The above picture shows the center wheel. Mr Wilding (whose instructions I am following)  would spell it "centre wheel. " Engineers would say "gear" but I too bow to clockspeak. After all it has been around since the 16th century, if not longer. The pic shows one end of the center wheel.  Mr Wilding put steel ends on his wheel axes. Sound idea. Cut down on friction. Almost any clock plan you will find on the Internet has solid steel arbors (axles). The other end of this arbor is a point. Here I am turning the point on my trusty Taig lathe. I have finally learned how to turn points. It requires a contraption called a compound slide in the US and a top-slide in the UK. No matter, same thing. I could have done it with a file, but the compound is much faster. Good practice, too. Voila the point being turned. By the way, the things we are turning are called pivots in clockspeak. Bearings from where I come from.

 In Mr Wildings's modifications, the points run in brass bushings. A bushing is just a piece of something (my case, brass. And by the way it is very difficult to find brass in Alaska. Not a material in great demand here) with a hole in it. No big deal. However, the bushings must be reamed out to a 60 degree point to accept the points. Further, the holes you drill must accept the bushings as a tight fit. In fact you should press the bushings in. I used my drill press as, well, a press. This means that you cannot trust the hole sizes on the drawings. On the balance, this is not a clock for the amateur.  As the British say, the words do not match the music. For Mr Wilding, who has built more clocks than I have passed power poles, this is no problem. I have had a few problems matching up the two. If only he had corrected the drawings!

 Above, I am using a 60 deg reamer to ream out the bushings. No major problem there. Next problem is pushing the bushings into the "plates" of the clock. The   plates  are the frame of the clock. If you happen to use Mr Wilding's instuctions you will have drillled undersize. For pressing I use my drill press and brute force. I was careful to drill the holes undersize. A nuisance when it is all done, because I work metric and all my stock is Imperial i.e. RGU, but it can be done.
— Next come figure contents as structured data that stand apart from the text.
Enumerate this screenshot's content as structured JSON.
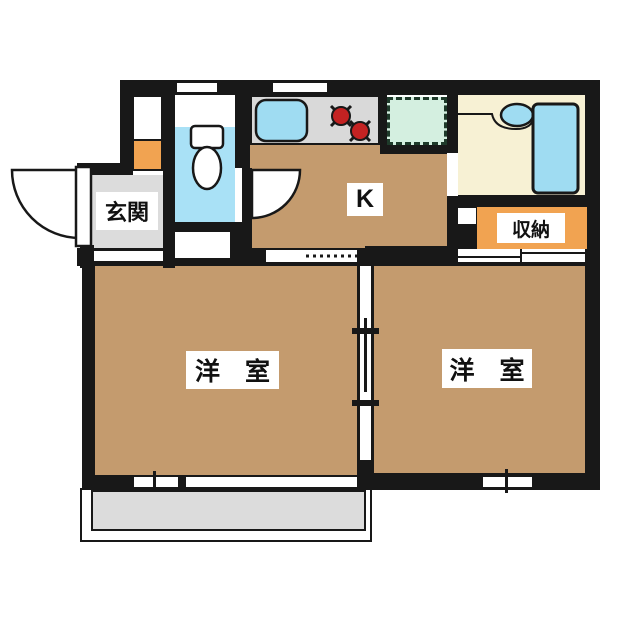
{
  "title": "apartment floor plan",
  "rooms": {
    "genkan": {
      "label": "玄関",
      "floor": "gray"
    },
    "kitchen": {
      "label": "K",
      "floor": "tan"
    },
    "storage": {
      "label": "収納",
      "floor": "orange"
    },
    "toilet": {
      "floor": "light-blue"
    },
    "bathroom": {
      "floor": "cream"
    },
    "room_left": {
      "label": "洋　室",
      "floor": "tan"
    },
    "room_right": {
      "label": "洋　室",
      "floor": "tan"
    }
  },
  "fixtures": {
    "toilet": "toilet",
    "kitchen_sink": "kitchen-sink",
    "stove": "two-burner-stove",
    "washer_space": "washing-machine-space",
    "wash_basin": "wash-basin",
    "bathtub": "bathtub",
    "entrance_door": "outward-swing-door",
    "kitchen_door": "inward-swing-door",
    "room_divider": "sliding-partition",
    "balcony": "balcony"
  },
  "colors": {
    "wall": "#181818",
    "tan": "#c49b6e",
    "grayfloor": "#dcdcdc",
    "counter": "#d9d9d9",
    "aqua": "#a9e1f6",
    "fixblue": "#9fdcf2",
    "cream": "#f7f1d4",
    "orange": "#f1a351",
    "green": "#d4efe0",
    "burner": "#c32222"
  }
}
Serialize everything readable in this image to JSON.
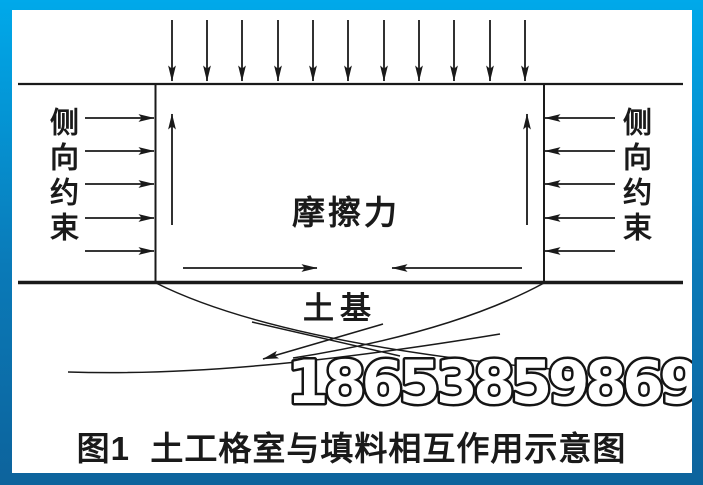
{
  "page": {
    "background": "#ffffff",
    "frame": {
      "top_color": "#00a9ea",
      "bottom_color": "#0d639c"
    }
  },
  "diagram": {
    "labels": {
      "left_constraint": "侧向约束",
      "right_constraint": "侧向约束",
      "friction": "摩擦力",
      "subgrade": "土基"
    },
    "watermark": "18653859869",
    "caption": "图1  土工格室与填料相互作用示意图",
    "line_color": "#1a1a1a",
    "arrow_counts": {
      "top_load": 11,
      "left_lateral": 5,
      "right_lateral": 5,
      "internal_vertical": 2,
      "internal_bottom": 2,
      "slip_surface": 1
    }
  }
}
Here I am pressing the bushings into their holes.I used a 60 deg point. These babies are not coming out with any ease. Good.

 

The next step is to assemble the clock. Again Mr Wilding fails me. The drawinngs all use numbers, but Mr Wilding uses names (third wheel, fourth wheel, etc.). I  really wish  he had corrected the drawings. No matter.  Let's start assembling this thing. First thing in is the  escape wheel:                     

 And next, the third and fourth wheels. Which are obscure numbered parts on the drawings. Grr. I wish Mr Wilding had supplied corrected drawings! No insult to Mr Wilding, but this is my first clock, and the words don't match the music.

Looks like a clock, does'nt it? But alas, there are trials yet left. Although we carefully "depthed" the wheels, the thing sticks. It does not run freely. Lots of reasons, but most likely, when we drilled the holes for the arbors, we did not do it quite right and there are some sticky spots on the wheels. Stay tuned. The wheels must spin freely or we are lost. So back to square here minus one. More to come.

I note that most modern clock plans specify steel arbors. Running on hardwood bearing holes. Probably cheating! But much easier for a good woodworker than the stuff I am going through. And all in RGU, too. Drill 17/128th of an inch. Why oh why RGU?